The proposed 147,060 square-foot, mixed-use project that would take over what is now an empty lot at 712 Seagaze Drive includes 103 market rate and 12 low-income studio apartments, and 64 hotel rooms on the upper two floors of the building.

A total of 153 parking spaces with 97 standard- and 49 compact-size would be provided in the project’s parking garage, along with an additional 7 spaces on Seagaze Drive adjacent to the project’s boundary.

Of those garage spaces, 25 will be reserved for electric vehicles, with 12 of those providing charging stations. An additional 59 bicycle racks will be included and five bicycle lockers for residents as well as a loading space for commercial purposes.

Normally a project this size would require about 186 parking spaces, however, because the project is located in the Downtown Transit Oriented District (TOD), with close proximity to bus and rail public transportation, only 136 are required.

Project rendering of a proposed 8-story, combined hotel an residential development
Many residents fear the project is too tall (eight stories) and too dense (115 apartments and 64 hotel rooms). Courtesy rendering

The studio apartments would be about 300 square feet each. While on the smaller side for standard American studio apartments, the project’s developer justifies the apartment size paired with the 1,700 square feet of common outdoor living areas and more than 2,750 square feet of indoor amenities like a pool, spa deck, indoor gathering space with a catering kitchen, dining and lounge areas; workspaces including a private room for individuals to work outside of their apartments without commuting; a gym and an outside area for pet relief.

Kansas-based project developer Elsey Holdings LLC, also known by its firm name as The Prime Company, plans to market the studio apartments to “young professionals, singles and military personnel wanting a beach town experience” according to its website.

The project received a majority vote of approval from the city’s Downtown Advisory Committee at its Dec. 1 meeting, with five in favor, two opposed and two members absent.

A few conditions were made upon approval: the project must restrict short-term rental (STR) usages, commit to limiting access to hotel and STR guests from primary residential floors, dedicate one space per unit with no monthly parking fees, and also review its proposed alleyway garage entrance before the project goes to City Council.

Residents oppose size, density

Several residents are opposed to the project mostly due to its height, parking and density.

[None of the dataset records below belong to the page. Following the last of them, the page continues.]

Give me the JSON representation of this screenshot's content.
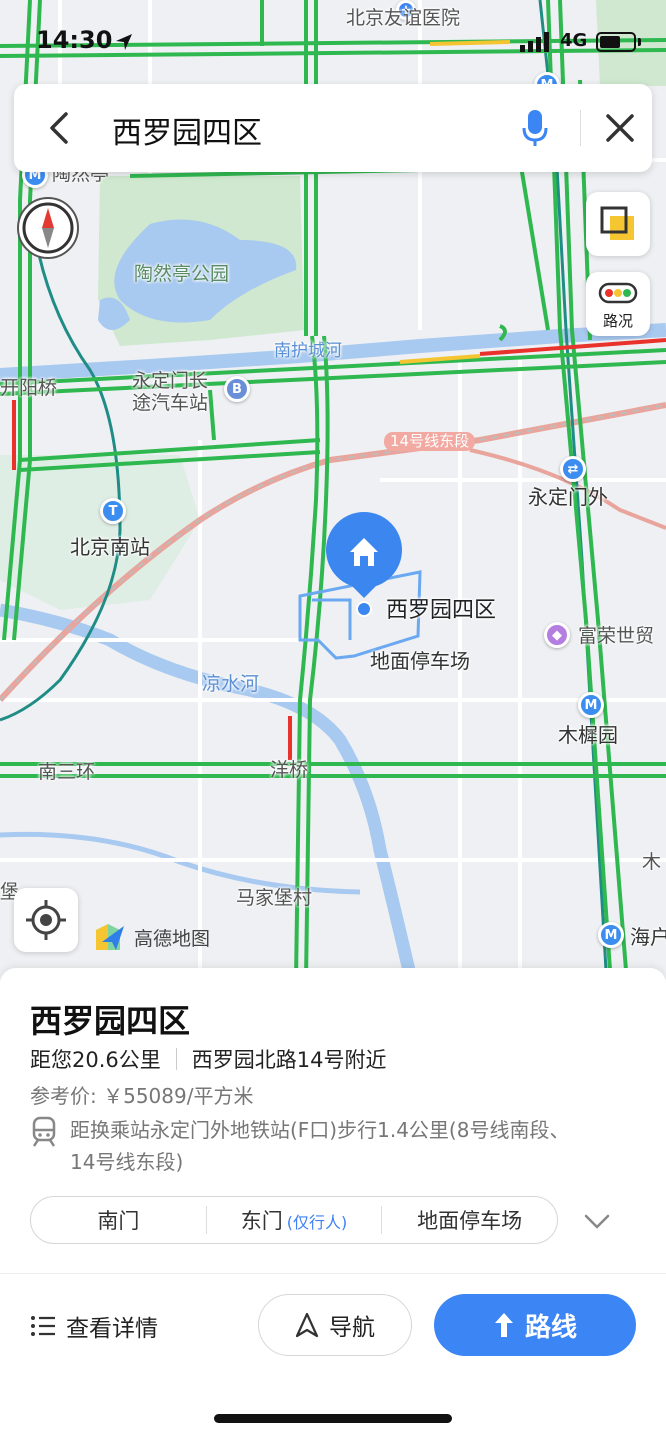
{
  "status_bar": {
    "time": "14:30",
    "network": "4G"
  },
  "search": {
    "query": "西罗园四区"
  },
  "map": {
    "labels": {
      "hospital": "北京友谊医院",
      "taoranting_station": "陶然亭",
      "park": "陶然亭公园",
      "river_south": "南护城河",
      "kaiyang_bridge": "开阳桥",
      "bus_station": "永定门长\n途汽车站",
      "line14": "14号线东段",
      "yongdingmenwai": "永定门外",
      "beijing_south": "北京南站",
      "parking": "地面停车场",
      "mall": "富荣世贸",
      "liangshui_river": "凉水河",
      "mutuyuan": "木樨园",
      "south_ring": "南三环",
      "yangqiao": "洋桥",
      "majiabu": "马家堡村",
      "bao": "堡",
      "haihu": "海户",
      "mu": "木"
    },
    "marker_label": "西罗园四区",
    "traffic_label": "路况",
    "logo_text": "高德地图"
  },
  "place": {
    "title": "西罗园四区",
    "distance": "距您20.6公里",
    "address": "西罗园北路14号附近",
    "price": "参考价: ￥55089/平方米",
    "transit": "距换乘站永定门外地铁站(F口)步行1.4公里(8号线南段、14号线东段)",
    "entrances": [
      {
        "label": "南门",
        "note": ""
      },
      {
        "label": "东门",
        "note": "(仅行人)"
      },
      {
        "label": "地面停车场",
        "note": ""
      }
    ]
  },
  "actions": {
    "details": "查看详情",
    "navigate": "导航",
    "route": "路线"
  },
  "colors": {
    "accent": "#3b85f5",
    "road_green": "#2fb84f",
    "road_red": "#e8322b",
    "road_yellow": "#f4c531",
    "water": "#a8c9f0",
    "park": "#cfe8cf"
  }
}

“Parking on our streets has been more and more difficult as the years’ pass,” said Annie Wilson.

Several residents asked that the building be bumped down to somewhere between four and six stories, to remove the hotel component of the project and to add more parking spaces for overflow.

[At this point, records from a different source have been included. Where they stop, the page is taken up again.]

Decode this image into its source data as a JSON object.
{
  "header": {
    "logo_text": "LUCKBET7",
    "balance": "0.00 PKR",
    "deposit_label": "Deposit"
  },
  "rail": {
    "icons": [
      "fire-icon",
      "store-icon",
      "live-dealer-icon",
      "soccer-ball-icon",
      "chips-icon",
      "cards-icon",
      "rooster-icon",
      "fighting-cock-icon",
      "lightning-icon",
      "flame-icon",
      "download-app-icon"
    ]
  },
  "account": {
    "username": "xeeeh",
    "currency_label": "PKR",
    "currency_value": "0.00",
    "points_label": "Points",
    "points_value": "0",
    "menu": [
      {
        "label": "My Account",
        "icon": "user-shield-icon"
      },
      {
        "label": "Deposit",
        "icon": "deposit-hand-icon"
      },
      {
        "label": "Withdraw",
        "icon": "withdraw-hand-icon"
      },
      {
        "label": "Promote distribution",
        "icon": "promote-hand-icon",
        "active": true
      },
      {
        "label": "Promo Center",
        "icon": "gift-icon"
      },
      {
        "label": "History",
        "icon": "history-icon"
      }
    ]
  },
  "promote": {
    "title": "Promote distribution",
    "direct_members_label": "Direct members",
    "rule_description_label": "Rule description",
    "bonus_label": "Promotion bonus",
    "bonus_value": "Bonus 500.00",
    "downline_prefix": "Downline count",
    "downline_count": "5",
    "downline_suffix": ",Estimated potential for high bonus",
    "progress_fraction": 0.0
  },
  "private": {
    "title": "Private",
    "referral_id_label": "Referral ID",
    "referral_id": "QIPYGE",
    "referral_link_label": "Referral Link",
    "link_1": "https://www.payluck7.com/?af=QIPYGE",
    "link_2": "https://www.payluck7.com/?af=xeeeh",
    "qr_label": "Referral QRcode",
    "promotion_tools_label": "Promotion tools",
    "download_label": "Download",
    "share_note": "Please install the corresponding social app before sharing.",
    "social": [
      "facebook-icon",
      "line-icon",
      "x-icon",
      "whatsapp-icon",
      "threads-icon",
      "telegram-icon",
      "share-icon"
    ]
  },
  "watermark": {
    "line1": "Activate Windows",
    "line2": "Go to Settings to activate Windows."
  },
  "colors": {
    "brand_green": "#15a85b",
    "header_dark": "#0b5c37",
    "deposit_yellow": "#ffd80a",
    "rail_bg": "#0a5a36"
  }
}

Joseph Gallagher, a resident of Vine Street, called the project a “future blight.”

“In cities such as New York, Chicago or Cleveland, a development such as this would be seen as just a future tenement,” Gallagher said. “Not a good proposal for our future in Oceanside.”

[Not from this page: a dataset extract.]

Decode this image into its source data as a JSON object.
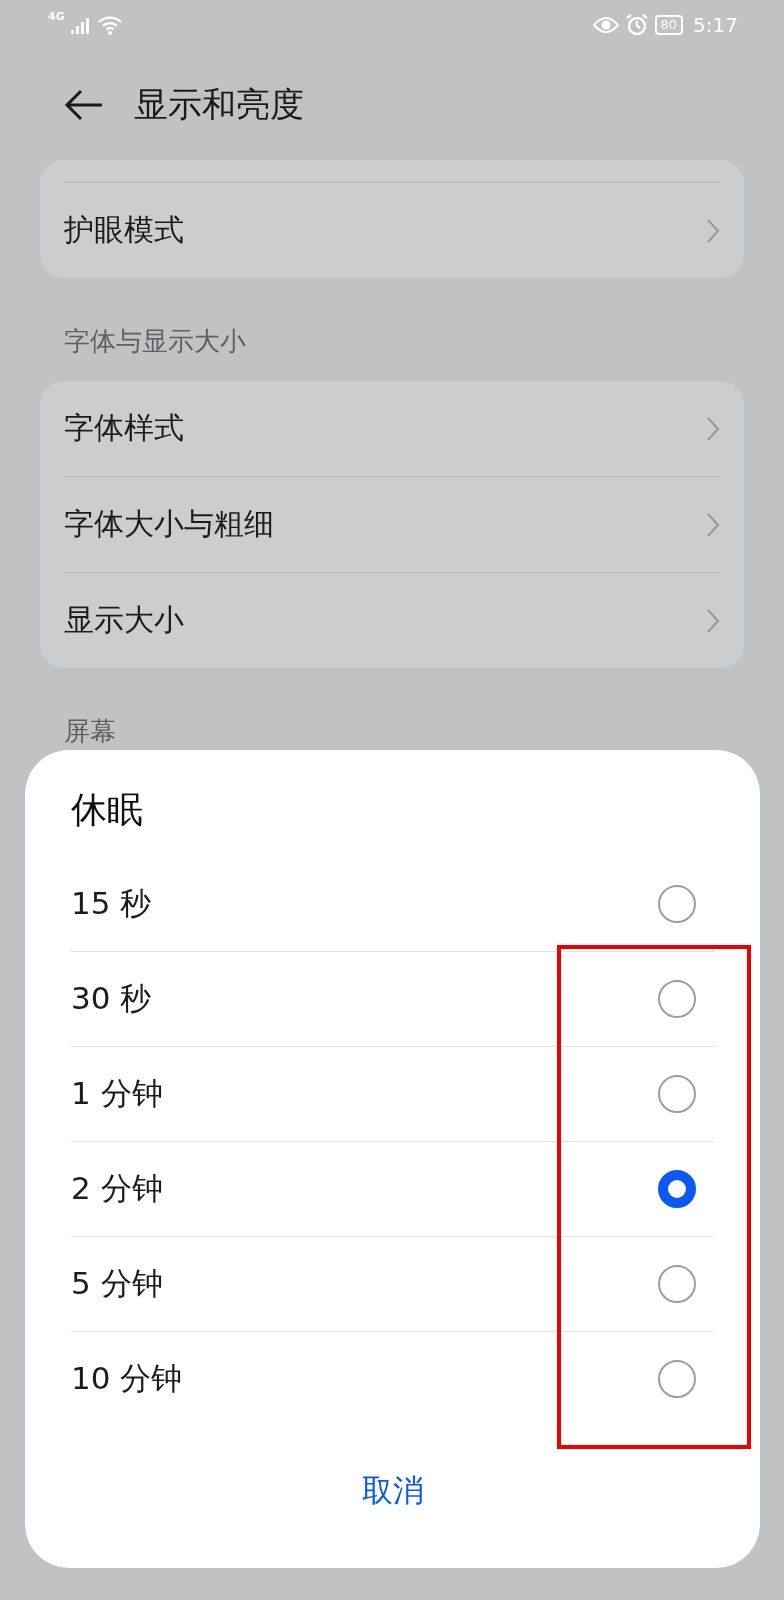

Because the development provides 12, or 10% low-income units, it is allowed to go over the area’s maximum density as per the state’s density bonus law. The law also allows for waivers of certain development standards.

The developer of this project is currently requesting waivers for setbacks, open space requirements, landscaping minimums, parking width next to columns, compact parking spaces, garage drive aisle widths, building height and required façade modulation.

In the past, city staff explained projects that apply the state density bonus law are often difficult for local municipalities to deny because of the law’s focus, which is to encourage developers to build more affordable and senior housing. The law allows for up to a 50% increase in density for most of these projects.

According to the developer, competing developments at the top end of the market have priced out many people who want to live in a coastal California beach community. Meanwhile, they are able to target market-rate and low-income residents due to the project’s higher density.